Coburn Kennedy replied: “Well … that’s good and all … but there’s stuff in this vaccine … such as aborted fetuses … so … as for me … I’ll do as I have for many, many years … I’ll put all my trust in my Almighty God … but that’s just me … each one do what you feel … (heart emoji) my family.”
The cousin said: “There are not any aborted fetuses in the vaccines. Yes you are correct in trusting in the Almighty God. That is where I put my trust is in Him also. I know that he has gave people the knowledge to make the vaccines.”
Coburn Kennedy responded again, saying: “Well … to each his own … but it’s proven to be true … so be it … take the vaccine if you choose so … and God’s blessings on you … I will not take it.”
Two months later, Coburn Kennedy got sick on Easter Sunday. After he didn’t get better for several days, he was hospitalized, and soon put on a ventilator.
Days later, he died. Locke preached at the memorial service.
Still, the family remains close — even with their political differences
The family is close, though they are politically divided.
Early in the 2016 campaign, Chip Davis said he and his mom posed for a photo, he in a Sen. Bernie Sanders shirt, her in a Donald Trump shirt. At the time, they thought it was funny. But after the election, the divide widened.
“They think me and their mother are stupid, OK?” Raymond said. “Why? Because of their views, and they can’t believe we believe the way we do.”

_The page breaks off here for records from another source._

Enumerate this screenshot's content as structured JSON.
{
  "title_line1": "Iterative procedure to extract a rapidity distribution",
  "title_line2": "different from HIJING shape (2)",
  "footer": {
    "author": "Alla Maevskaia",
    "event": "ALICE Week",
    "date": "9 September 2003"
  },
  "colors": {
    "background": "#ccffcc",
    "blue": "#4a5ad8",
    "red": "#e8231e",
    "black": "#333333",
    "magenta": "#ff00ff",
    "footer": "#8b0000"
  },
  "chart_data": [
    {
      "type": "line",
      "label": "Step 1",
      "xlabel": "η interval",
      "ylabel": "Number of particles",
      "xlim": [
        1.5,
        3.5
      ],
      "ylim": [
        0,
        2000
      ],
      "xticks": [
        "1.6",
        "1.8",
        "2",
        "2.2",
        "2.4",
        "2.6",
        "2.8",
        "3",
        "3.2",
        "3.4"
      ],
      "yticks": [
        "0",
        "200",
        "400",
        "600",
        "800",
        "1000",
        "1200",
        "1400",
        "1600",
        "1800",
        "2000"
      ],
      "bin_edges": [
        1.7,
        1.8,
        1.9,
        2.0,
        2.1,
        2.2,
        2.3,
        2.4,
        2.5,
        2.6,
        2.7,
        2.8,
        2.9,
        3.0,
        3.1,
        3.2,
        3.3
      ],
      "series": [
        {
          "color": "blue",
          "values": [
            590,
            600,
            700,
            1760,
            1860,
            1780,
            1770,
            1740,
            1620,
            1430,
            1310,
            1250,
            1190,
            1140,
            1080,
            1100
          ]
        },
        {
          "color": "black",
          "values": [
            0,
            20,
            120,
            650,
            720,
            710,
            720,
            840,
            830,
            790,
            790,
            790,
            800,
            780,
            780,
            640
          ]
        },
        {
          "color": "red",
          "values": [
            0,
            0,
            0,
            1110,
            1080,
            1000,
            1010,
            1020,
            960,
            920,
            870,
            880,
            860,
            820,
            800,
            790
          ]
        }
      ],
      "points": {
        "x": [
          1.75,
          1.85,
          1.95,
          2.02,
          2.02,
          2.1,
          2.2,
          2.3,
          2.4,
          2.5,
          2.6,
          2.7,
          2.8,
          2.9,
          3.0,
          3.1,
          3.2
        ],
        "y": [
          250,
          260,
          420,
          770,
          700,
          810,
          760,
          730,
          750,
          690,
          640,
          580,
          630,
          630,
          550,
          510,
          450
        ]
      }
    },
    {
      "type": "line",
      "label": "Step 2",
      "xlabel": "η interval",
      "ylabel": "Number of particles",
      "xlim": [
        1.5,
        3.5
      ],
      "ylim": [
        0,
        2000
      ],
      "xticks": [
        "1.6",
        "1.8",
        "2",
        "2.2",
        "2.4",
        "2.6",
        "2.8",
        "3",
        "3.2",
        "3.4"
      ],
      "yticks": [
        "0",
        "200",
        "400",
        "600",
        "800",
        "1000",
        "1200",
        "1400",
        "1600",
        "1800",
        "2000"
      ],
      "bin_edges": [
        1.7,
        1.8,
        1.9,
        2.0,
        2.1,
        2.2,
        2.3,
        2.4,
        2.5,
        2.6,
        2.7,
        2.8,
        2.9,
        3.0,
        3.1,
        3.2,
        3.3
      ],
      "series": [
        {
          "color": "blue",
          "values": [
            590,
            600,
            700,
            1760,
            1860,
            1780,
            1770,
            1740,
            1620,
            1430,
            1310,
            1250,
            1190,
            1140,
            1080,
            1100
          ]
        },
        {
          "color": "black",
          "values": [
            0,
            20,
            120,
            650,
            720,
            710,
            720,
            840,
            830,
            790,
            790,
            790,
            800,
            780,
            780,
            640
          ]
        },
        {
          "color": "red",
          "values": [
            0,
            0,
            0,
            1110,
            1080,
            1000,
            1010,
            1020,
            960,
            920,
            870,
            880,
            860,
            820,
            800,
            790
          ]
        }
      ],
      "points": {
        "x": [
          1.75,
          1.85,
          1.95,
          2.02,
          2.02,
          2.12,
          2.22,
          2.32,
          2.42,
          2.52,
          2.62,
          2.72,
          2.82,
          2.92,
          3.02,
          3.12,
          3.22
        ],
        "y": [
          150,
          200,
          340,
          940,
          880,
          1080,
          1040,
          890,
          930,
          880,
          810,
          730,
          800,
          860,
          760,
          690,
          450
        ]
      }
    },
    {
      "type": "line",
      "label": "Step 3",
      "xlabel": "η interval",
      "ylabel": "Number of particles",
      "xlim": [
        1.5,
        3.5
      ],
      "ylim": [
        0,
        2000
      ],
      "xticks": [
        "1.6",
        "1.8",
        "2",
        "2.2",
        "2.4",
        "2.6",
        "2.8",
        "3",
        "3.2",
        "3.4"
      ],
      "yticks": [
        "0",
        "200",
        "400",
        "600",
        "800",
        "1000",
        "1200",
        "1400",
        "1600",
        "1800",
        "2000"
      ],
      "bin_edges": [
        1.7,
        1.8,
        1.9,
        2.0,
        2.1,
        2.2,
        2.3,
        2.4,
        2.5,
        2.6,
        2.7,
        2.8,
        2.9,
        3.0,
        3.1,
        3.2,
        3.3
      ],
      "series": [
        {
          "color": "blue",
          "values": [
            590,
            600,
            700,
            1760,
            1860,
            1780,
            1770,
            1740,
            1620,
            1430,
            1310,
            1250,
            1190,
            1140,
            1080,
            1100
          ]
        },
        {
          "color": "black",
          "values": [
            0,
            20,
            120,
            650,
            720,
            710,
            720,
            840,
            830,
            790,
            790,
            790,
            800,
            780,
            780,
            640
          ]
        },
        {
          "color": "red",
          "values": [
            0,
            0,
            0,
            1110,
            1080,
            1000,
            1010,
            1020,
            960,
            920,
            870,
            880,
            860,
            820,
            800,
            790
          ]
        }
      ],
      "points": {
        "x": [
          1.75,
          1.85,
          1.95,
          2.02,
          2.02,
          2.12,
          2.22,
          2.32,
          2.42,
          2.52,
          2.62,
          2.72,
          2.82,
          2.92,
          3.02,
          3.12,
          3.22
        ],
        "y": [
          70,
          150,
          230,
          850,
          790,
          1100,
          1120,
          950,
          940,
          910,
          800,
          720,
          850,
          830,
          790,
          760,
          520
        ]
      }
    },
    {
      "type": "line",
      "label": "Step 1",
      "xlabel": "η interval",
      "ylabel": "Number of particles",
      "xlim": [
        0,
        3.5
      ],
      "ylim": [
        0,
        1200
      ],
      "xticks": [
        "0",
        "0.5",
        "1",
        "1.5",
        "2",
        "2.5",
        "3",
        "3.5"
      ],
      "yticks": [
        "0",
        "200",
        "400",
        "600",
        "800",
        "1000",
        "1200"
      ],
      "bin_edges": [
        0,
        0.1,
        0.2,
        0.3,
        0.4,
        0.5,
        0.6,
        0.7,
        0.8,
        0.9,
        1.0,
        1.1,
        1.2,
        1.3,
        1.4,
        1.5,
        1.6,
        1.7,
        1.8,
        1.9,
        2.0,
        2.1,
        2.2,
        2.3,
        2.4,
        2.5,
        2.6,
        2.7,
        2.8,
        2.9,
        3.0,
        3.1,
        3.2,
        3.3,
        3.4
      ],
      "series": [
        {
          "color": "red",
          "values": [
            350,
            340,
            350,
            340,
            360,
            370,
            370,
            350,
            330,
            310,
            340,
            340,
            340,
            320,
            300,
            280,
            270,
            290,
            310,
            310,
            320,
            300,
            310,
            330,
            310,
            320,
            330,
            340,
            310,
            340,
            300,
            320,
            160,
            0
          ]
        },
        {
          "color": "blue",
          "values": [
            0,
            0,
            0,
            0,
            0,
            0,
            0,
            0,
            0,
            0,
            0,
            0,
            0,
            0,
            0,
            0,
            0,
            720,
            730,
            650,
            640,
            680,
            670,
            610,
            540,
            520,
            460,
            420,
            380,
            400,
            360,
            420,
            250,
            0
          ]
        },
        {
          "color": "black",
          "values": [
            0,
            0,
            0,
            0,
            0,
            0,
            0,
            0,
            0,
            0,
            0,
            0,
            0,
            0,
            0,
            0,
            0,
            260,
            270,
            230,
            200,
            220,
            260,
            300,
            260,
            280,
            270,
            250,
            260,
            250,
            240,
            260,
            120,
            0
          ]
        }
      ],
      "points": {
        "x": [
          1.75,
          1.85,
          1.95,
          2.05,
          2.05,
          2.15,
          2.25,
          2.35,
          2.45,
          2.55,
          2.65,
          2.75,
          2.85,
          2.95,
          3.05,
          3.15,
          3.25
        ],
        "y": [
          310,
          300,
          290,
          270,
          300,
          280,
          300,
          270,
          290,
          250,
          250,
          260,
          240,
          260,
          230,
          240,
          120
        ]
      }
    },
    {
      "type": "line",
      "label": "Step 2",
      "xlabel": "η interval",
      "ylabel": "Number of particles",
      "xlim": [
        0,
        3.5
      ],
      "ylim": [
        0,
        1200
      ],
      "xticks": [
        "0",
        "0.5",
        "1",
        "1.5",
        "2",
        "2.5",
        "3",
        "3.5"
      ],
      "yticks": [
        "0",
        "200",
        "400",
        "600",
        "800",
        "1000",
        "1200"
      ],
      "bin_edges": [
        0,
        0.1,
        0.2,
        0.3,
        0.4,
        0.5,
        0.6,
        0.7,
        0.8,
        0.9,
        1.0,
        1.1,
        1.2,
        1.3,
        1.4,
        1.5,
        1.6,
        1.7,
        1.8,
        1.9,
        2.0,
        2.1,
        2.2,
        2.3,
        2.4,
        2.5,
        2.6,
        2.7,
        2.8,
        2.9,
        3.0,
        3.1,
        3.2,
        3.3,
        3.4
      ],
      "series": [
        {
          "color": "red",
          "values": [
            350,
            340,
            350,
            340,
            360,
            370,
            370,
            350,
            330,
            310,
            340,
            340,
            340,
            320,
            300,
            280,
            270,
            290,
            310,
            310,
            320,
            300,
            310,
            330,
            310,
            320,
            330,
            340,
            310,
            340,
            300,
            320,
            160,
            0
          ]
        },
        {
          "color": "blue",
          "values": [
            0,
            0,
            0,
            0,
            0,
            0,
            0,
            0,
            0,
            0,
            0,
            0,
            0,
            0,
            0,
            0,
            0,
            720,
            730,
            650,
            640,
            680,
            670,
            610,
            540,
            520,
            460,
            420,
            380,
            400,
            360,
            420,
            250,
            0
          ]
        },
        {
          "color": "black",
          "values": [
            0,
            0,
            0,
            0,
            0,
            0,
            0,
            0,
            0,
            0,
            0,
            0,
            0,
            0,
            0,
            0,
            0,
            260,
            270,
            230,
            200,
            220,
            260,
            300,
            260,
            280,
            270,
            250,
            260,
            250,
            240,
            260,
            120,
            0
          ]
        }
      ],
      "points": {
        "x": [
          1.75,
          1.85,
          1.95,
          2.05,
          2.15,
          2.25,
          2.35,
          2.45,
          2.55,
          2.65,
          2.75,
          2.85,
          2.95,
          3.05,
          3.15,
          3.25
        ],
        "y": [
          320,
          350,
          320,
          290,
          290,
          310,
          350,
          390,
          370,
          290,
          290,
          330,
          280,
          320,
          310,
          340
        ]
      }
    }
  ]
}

“Of course Chip don’t like him, and Billy didn’t like him,” Arlene Davis, his mom, said of Trump “But I did like him. That’s been a little rift. But it’ll work through. I’m sure it will be OK.”
Chip Davis said he also couldn’t understand what drew his family toward Locke, another polarizing figure.
He said he had encountered Locke’s videos on social media, recalling one that involved a dispute over masks with a Dunkin’ Donuts worker. In it, Locke said he threatened, “If you call me a liar one more time, I’m going to take these work boots, and I’m going to kick your teeth down your throat.”
“It was like watching a wreck,” Chip Davis said. “You don’t want to watch but like, you can’t turn away.”
When his family invited him to go to Global Vision, he refused, which he said created tension between them.
“I was just trying to show my family, like, how can you guys say this is a man of God?”
But on Sunday, after Locke’s service in which he called himself an anti-vaxxer, Chip Davis said his mom called in tears. She hadn’t been able to talk to CNN about her brother on camera, but there were things she wanted us to know.
“I listened to that sermon Sunday, and it sort of hurt me a little bit,” Arlene Davis told CNN.
She said she didn’t want to say harsh words about Locke. But she said she also didn’t know Locke was preaching against the vaccine.
“I think that preachers — my personal opinion — should preach about the Bible,” she said. “It doesn’t matter what the doctor does. It don’t matter what lawyers do. You keep your nose in the word, and keep it there.”
Still, the Kennedy-Davis family remains torn over vaccines.
Arlene Davis said she remains unsure about whether she’ll get the vaccine herself.
William Kennedy, Coburn’s son, said even after his father’s death, he believes that “in the grand scheme of things, it’s (Covid-19) not worth shutting down the whole country over.”